故障に泣き続けたエリートの矜持 J1復帰弾を決めた福岡DF中村が乗り越えた挫折の日々

後半42分に強烈な同点弾!

「福岡でもう一度、輝きたい」
 その言葉を吐き出した男は、まさに有言実行の活躍を大一番で見せた。
 福岡のDF中村北斗は6日、C大阪とのJ1昇格プレーオフ決勝でチームを5年ぶりのJ1へと導く同点ゴールを決めた。今季J2年間3位の福岡は、引き分ければ昇格が決まる一戦だった。だが、後半15分に先制点を奪われる苦しい展開となった。
 後半も残りわずかとなる中、徐々に焦りの色が濃くなっていく。そんな中、一振りを狙う男がいた。同42分、FW坂田から左サイドのFW金森へと展開。折り返しに中央でFW中原がつぶれると、そこには自陣から猛然と走り込んできた背番号「22」がいた。

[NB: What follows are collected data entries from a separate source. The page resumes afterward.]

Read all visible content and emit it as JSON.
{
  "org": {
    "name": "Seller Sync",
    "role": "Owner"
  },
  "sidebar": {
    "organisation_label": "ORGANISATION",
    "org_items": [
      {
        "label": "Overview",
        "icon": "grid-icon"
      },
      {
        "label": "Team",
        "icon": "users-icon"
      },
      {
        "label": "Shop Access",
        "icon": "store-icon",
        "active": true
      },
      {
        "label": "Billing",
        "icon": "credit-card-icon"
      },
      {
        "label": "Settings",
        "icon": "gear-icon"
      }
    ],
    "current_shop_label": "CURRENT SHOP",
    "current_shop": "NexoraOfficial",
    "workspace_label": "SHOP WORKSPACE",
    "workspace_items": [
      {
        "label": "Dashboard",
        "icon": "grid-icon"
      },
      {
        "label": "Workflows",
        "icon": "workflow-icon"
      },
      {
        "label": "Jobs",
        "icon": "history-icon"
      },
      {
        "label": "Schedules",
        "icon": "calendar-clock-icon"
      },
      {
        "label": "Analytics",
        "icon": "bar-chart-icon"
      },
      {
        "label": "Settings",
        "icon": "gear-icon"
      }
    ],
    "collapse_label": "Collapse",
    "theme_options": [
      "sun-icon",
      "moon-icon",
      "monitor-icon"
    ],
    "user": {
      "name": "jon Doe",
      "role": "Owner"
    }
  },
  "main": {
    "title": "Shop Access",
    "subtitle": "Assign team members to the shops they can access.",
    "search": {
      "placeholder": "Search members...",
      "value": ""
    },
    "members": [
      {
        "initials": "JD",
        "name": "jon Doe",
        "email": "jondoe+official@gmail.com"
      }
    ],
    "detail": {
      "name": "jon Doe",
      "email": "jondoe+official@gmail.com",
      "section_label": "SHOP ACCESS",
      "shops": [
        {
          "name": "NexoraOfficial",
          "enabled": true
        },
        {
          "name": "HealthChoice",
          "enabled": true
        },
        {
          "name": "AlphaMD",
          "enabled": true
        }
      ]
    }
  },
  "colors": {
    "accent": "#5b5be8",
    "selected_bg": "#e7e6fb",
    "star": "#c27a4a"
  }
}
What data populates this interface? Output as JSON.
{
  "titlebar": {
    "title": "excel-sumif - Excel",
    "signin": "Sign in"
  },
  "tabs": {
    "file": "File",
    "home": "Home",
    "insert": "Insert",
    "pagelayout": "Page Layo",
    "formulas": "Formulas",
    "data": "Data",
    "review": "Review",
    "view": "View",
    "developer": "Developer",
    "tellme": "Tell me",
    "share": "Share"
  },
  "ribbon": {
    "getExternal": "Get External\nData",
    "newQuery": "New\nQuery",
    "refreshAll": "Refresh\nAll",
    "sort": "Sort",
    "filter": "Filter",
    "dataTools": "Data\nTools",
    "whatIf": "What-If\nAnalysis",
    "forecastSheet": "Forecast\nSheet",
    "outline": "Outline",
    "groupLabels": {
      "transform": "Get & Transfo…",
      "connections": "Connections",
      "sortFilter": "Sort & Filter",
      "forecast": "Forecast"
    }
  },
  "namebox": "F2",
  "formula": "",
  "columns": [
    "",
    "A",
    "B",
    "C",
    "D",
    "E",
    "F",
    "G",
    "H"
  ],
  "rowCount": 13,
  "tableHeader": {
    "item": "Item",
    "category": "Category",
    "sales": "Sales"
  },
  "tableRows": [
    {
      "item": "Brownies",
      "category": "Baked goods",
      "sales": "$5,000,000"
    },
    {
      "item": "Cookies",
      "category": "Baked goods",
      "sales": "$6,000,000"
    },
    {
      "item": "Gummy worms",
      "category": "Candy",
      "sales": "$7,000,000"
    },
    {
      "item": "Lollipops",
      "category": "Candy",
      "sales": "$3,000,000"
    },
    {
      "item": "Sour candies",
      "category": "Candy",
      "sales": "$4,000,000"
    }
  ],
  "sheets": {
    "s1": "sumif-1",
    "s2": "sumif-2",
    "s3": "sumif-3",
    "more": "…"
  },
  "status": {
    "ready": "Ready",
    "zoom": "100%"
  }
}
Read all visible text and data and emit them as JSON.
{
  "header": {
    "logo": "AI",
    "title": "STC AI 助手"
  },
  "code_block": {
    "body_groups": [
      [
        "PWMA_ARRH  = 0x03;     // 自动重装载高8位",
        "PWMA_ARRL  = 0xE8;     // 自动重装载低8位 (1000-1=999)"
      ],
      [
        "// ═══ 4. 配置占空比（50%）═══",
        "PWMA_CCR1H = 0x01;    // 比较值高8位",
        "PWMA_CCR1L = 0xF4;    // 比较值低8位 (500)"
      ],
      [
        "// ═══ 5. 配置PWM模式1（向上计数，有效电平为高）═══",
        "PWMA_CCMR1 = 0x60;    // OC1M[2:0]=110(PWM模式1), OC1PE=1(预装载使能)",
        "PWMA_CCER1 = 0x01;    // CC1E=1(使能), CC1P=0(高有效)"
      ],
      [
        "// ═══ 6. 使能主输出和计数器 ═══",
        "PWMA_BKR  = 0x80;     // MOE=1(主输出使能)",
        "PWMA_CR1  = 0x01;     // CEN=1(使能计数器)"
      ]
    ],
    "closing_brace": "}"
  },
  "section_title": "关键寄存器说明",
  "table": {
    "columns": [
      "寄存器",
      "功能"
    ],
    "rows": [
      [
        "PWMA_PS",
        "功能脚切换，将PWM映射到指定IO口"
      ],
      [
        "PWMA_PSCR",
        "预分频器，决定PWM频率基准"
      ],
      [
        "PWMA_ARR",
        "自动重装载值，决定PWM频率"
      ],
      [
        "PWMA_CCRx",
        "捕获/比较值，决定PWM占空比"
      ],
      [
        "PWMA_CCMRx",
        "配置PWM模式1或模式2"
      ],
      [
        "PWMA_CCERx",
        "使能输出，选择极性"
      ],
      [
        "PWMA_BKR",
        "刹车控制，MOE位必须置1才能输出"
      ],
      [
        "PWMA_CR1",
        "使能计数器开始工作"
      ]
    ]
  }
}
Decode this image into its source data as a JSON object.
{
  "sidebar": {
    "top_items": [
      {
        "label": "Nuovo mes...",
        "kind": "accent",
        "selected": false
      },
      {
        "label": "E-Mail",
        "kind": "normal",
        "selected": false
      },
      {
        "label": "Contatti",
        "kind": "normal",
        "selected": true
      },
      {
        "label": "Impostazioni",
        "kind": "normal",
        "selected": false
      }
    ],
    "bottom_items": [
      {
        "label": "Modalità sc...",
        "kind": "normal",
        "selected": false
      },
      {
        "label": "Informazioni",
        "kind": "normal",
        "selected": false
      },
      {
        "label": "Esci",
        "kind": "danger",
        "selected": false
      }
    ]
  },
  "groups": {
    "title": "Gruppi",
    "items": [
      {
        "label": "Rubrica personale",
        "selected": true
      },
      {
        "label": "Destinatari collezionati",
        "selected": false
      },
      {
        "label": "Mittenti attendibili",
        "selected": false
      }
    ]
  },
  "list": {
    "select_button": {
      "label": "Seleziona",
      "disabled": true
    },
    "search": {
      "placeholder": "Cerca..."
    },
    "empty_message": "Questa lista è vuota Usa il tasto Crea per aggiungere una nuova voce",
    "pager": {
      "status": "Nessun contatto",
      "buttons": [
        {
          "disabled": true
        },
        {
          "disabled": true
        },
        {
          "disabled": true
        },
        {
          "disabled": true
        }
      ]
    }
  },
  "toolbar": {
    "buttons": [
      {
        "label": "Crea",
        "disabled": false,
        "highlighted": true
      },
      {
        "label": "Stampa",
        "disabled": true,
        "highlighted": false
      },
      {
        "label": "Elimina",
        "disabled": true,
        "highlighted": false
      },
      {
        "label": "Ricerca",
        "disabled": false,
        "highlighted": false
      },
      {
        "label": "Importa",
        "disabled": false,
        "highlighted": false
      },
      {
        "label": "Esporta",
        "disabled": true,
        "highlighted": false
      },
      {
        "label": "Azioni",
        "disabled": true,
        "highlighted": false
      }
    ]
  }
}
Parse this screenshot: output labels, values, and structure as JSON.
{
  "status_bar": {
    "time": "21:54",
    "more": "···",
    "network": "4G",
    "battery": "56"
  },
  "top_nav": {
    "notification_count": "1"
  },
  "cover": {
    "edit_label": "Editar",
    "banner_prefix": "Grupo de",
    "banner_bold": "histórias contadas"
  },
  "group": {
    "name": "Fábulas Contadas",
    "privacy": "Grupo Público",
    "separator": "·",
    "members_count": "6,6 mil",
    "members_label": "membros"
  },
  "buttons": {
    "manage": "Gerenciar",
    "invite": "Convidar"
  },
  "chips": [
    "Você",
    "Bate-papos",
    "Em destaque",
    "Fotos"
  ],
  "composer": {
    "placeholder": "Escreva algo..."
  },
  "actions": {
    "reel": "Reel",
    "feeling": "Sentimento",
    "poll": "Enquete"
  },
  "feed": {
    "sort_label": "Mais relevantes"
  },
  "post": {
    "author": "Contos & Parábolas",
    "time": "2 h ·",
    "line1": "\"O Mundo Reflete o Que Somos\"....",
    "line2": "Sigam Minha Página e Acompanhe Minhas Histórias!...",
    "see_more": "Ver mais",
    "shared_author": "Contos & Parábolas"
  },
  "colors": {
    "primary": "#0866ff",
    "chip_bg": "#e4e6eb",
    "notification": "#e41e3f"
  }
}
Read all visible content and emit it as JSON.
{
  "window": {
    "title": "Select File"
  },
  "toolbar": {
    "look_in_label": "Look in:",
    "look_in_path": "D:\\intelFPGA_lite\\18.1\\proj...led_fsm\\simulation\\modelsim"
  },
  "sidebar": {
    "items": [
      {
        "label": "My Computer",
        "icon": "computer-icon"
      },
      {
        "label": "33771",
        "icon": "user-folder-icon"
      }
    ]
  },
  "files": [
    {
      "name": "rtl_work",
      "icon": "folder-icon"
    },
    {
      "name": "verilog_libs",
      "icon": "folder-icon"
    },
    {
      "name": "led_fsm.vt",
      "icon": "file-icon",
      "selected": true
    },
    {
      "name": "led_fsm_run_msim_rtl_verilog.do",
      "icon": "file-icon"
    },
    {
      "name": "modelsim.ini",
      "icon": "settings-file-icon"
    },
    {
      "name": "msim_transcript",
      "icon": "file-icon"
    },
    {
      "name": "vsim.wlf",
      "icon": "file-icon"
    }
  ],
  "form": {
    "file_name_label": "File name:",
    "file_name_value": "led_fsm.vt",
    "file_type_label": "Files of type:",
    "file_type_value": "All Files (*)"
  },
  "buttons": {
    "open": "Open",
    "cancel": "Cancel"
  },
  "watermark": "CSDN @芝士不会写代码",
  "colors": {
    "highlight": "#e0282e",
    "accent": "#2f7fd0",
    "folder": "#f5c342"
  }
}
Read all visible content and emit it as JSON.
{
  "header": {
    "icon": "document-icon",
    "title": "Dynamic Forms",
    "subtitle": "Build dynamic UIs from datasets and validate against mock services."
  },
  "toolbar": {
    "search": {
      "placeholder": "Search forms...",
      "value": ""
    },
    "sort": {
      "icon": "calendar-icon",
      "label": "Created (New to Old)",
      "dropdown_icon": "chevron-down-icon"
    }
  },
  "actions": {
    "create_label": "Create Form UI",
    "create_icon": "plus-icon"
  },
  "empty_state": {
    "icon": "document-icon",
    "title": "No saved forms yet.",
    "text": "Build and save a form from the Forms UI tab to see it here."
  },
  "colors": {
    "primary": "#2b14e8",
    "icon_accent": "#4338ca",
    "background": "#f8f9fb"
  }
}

「1点を取るしかなかったので、思い切り振り抜きました。その前にセンタリングを上げた場面があり、そこでシュートを打っておけばという悔いがあった」
 中村は、こぼれてきたボールにありったけの力を送り込んでゴールネットを揺らした。その一振りは、それまでの鬱積(うっせき)してきた彼のサッカー人生を晴らすかのような豪快な一撃だった。